I did find some homemade blocks made for but surplus, for my 1:32 scale Rigged longboat model (masthead photo posted above). All single blocks and possibly narrower than usual but dimensions are based on blocks recovered from the wreckage of the American Revolution Gundalow Philadelphia. Dimensions were published by the Smithsonian in a past issue of the Nautical Research Journal. Photos:

IMG_3058.jpegIMG_3060.jpeg
 
Hi everybody,
I am wondering what modellers do to craft the different types of Blocks and Sheaves for their models, built at 1:48 scale?
I build blocks and deadeyes at 1:50 scale.
I use maple dowels for blocks and black walnut dowels for deadeyes.

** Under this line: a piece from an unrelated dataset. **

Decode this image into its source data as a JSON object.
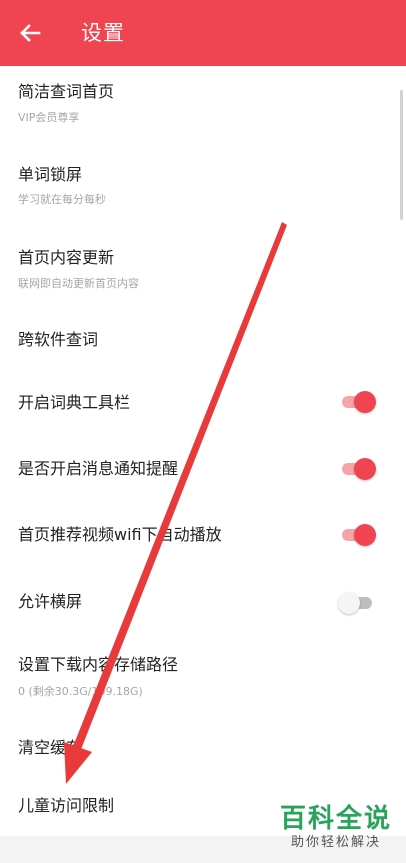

For my blocks, I sand two opposite sides of the maple dowels flat (on a belt sander) to establish the general shape. Then I hand sand with 250 grit to smooth and round the edges of the flat sides. Then I tack the dowels to the honeycomb of my laser cutter. I cut thin slices (about 1/32") like cutting a salami sausage on a meat slicer. Then, one by one, I drill a 1/32" hole at the ends of each oblong slice. Then I drill another hole at dead center. I use 1/8" round maple dowels cut into 1/16" slices on my laser cutter to create the circular "pulleys", then drill a center hole in each pulley. I slip a 1/32" dowel into to the top and bottom holes. I slide a 1/16" dowel through the center hole, slide on a pulley, slide on another oblong wafer, hit it with thin CA on the outside of the wafer where the dowels are protruding through. I slip a 1" square piece of wax paper through the protruding dowels. Then slide on: oblong wafer + pulley + wafer + thin CA + wax paper. Over and over and over until the 8" long dowels are filled with complete blocks. Then I cut them apart with a razor saw, sand both sides (rounded). Voila. Blocks. Done. To make double sheath blocks, Slide on: wafer + pulley + wafer + pulley + wafer + thin CA + wax paper....
For deadeyes, I turn the black walnut (about 4" lengths) dowel on my small table lathe, you get about 24 out of a 4" long dowel. Then drill the three holes on each one with my drill press. You have to hold them with something, so I drill out consecutive holes on a 2" x 1/2" piece of cherry 12" long - I cut the holes about an 1/8" deep and 1/2" apart l using a facing bit just slightly larger than the deadeye blanks. I mark the hole locations with a triangular open stencil and a .05mm white ink pen. I insert a blank into each jig hole, light a pipe, crack open a cold beer and drill drill drill drill. Then I pop them out with a dental pick. I've made bags of them.